【シドニー18日AAP】 シドニーで開催中の22回国際草原会議で、鳥の生息を減少させる芝生の開発が発表された。空港での利用により、現在数百万ドル規模にのぼる鳥の衝突による航空機への損害を大幅に削減できる可能性がある。
ニュージーランドの研究所「アグリサーチ」で研究を続けるクリス・ペンネル教授は、昆虫を寄せ付けない新種の芝生を開発した。昆虫は通常、植えつけたばかりの芝生を弱らせたり枯れさせ、その跡地に雑草が生えるため、その堅い小粒の種子を好む鳥類が生息し始める。鳥類の生息率が高まると、航空機への被害の可能性も高まる。

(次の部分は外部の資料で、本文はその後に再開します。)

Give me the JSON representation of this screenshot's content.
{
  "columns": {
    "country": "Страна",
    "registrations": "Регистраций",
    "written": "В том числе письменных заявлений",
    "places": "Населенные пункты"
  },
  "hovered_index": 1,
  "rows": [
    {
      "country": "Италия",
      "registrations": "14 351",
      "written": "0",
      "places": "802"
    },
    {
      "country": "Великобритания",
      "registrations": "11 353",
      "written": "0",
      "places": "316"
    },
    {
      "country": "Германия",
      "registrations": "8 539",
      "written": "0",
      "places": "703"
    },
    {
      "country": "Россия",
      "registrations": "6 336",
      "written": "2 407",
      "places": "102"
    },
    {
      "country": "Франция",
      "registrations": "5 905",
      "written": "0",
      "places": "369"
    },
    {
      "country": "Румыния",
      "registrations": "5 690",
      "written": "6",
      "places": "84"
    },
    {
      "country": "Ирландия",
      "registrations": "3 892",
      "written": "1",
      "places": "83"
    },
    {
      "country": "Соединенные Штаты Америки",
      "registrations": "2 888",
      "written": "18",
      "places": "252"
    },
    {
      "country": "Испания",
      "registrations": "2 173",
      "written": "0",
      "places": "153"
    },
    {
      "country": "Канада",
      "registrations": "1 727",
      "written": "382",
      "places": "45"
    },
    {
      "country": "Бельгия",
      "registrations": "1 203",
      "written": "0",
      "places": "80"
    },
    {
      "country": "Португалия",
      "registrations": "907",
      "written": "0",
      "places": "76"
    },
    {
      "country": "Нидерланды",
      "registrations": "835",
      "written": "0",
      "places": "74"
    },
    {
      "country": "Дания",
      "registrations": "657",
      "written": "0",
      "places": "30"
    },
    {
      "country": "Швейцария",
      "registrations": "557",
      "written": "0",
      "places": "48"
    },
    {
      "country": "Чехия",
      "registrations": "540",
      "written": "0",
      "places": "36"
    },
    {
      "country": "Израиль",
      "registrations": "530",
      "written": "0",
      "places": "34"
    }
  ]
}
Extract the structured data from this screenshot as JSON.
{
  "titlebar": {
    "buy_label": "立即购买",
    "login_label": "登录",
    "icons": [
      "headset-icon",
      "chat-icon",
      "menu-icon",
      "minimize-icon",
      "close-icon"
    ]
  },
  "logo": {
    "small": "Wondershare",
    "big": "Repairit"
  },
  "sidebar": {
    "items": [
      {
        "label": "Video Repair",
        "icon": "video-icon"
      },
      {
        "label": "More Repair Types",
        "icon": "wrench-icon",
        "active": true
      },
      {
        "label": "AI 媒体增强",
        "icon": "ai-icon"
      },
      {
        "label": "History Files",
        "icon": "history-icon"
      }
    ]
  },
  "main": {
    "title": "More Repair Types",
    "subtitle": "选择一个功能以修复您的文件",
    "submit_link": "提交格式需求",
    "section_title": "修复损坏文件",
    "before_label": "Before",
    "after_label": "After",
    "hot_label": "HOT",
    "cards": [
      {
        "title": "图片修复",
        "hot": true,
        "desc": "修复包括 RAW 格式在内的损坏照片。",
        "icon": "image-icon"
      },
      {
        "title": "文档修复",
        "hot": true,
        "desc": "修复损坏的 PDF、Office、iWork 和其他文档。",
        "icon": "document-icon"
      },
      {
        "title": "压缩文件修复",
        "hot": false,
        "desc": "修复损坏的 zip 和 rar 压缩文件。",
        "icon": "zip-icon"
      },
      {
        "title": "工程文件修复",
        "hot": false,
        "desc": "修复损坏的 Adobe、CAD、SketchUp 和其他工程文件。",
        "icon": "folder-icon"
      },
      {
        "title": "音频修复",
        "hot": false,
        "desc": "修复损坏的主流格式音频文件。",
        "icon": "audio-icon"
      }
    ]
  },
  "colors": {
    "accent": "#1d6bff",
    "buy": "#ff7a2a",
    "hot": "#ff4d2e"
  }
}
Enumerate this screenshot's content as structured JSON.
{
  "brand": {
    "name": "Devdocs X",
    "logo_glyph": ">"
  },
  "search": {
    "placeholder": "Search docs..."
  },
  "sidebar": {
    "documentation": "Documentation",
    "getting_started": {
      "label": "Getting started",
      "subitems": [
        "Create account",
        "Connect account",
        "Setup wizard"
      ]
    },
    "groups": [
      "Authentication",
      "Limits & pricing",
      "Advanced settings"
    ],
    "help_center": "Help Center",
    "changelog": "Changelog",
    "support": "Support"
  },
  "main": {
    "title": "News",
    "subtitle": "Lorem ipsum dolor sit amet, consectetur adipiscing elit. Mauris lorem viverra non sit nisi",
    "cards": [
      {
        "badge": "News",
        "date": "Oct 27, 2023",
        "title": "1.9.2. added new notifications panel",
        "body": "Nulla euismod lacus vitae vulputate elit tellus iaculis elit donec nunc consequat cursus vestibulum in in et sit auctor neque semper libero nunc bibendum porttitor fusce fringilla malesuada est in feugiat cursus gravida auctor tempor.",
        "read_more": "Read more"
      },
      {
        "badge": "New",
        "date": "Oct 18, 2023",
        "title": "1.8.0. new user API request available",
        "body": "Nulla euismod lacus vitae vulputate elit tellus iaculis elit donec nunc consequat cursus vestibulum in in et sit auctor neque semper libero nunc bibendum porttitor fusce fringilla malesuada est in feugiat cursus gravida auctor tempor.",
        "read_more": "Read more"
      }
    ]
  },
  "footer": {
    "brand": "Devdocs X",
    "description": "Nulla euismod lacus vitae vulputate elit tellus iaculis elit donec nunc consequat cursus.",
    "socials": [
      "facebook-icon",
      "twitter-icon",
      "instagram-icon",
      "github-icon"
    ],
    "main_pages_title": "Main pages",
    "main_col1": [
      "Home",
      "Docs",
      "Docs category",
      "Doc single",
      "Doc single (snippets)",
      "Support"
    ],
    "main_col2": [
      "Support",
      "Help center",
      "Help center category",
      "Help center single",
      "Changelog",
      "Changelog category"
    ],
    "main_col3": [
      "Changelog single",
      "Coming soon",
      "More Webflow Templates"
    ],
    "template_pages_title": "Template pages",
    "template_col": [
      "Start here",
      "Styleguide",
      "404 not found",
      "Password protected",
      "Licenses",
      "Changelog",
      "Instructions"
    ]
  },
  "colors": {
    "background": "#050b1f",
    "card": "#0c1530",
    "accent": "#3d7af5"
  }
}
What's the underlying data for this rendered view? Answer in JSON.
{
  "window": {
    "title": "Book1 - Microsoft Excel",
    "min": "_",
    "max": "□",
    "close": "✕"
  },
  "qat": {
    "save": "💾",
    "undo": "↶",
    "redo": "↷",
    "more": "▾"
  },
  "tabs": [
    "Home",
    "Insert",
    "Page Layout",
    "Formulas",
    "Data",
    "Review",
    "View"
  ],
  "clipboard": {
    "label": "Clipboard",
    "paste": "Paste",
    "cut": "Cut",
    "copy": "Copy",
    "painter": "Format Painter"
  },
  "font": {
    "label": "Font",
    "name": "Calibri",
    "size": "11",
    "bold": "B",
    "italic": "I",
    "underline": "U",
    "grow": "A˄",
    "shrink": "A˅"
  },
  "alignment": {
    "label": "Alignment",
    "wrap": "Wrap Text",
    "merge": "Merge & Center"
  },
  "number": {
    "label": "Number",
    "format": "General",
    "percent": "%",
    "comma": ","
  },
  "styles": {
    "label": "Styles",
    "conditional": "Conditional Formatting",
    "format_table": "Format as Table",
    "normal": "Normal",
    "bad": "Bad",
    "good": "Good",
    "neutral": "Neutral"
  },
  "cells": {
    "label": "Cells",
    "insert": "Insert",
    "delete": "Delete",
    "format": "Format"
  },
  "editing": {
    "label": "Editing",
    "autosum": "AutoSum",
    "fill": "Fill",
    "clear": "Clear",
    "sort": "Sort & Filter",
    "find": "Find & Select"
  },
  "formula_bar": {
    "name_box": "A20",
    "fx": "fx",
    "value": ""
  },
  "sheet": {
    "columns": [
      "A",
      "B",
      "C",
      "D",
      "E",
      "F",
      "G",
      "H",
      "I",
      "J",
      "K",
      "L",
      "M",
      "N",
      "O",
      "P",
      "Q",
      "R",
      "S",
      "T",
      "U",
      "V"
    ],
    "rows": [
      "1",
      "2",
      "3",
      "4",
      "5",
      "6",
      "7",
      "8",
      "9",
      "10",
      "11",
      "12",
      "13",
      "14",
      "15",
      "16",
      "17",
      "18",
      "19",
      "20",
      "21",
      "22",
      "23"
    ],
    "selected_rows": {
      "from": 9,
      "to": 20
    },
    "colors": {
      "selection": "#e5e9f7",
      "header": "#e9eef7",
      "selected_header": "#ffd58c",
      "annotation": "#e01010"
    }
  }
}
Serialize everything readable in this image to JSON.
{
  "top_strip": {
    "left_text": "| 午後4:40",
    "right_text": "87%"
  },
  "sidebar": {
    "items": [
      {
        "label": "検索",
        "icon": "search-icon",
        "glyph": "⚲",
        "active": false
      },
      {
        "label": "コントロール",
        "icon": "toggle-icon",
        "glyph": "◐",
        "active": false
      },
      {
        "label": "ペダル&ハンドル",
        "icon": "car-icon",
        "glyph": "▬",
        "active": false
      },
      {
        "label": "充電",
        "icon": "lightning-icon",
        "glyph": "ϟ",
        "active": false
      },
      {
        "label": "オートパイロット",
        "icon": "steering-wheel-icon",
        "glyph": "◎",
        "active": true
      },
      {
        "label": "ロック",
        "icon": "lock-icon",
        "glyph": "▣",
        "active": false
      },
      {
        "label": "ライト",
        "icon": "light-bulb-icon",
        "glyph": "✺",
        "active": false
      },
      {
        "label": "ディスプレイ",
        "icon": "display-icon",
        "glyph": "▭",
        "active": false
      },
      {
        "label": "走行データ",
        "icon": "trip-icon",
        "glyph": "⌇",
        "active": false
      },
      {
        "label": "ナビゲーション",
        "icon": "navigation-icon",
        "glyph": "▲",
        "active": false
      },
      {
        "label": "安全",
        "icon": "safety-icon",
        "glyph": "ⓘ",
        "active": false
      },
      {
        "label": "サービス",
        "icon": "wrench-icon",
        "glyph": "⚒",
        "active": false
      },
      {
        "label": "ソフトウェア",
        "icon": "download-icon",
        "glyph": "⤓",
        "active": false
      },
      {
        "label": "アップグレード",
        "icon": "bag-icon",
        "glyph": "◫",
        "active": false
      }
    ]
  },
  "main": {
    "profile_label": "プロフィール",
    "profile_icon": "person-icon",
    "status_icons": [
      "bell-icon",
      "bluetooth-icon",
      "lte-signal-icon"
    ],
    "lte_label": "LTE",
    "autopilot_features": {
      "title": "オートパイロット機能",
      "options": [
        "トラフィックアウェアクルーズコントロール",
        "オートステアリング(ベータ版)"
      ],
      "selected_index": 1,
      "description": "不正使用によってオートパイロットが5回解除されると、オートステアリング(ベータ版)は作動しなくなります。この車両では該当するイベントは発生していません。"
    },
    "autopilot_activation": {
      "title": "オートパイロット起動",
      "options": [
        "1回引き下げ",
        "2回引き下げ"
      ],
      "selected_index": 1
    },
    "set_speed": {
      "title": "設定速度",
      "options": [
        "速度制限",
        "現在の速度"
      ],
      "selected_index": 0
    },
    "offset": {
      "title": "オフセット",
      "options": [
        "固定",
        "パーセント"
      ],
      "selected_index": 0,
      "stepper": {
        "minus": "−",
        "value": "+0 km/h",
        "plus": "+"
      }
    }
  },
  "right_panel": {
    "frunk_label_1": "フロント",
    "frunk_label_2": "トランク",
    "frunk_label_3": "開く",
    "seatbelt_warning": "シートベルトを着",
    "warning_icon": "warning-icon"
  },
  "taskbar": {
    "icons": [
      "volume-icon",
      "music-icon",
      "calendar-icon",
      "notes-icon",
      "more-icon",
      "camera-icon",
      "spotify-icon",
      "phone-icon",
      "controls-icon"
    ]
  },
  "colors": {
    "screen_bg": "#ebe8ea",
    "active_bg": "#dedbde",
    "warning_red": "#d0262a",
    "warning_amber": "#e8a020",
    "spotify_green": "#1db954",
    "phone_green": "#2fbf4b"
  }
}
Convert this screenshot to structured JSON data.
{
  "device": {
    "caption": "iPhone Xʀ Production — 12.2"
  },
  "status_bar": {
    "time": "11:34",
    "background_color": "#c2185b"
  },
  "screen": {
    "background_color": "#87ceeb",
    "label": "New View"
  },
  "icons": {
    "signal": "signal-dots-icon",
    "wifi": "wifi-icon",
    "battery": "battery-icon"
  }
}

同教授のチームがニュージーランドの2か所の空港で実験を行ったところ、この新開発の芝生を植えた箇所では鳥類の生息数が70%減少した。この芝生は天然の菌類や内部寄生植物も含有しており、昆虫の嫌がる化学物質を生成するという。また、ガンカモ科の草食性の野鳥をはじめ、タカなどを捕食者とするネズミなどが嫌う味もするため、野鳥やネズミが芝生の植えられた地域を避けるようになることが実証済みだ。これにより、空港での利用だけではなく、ゴルフ場やスポーツ競技場での利用も考えられる。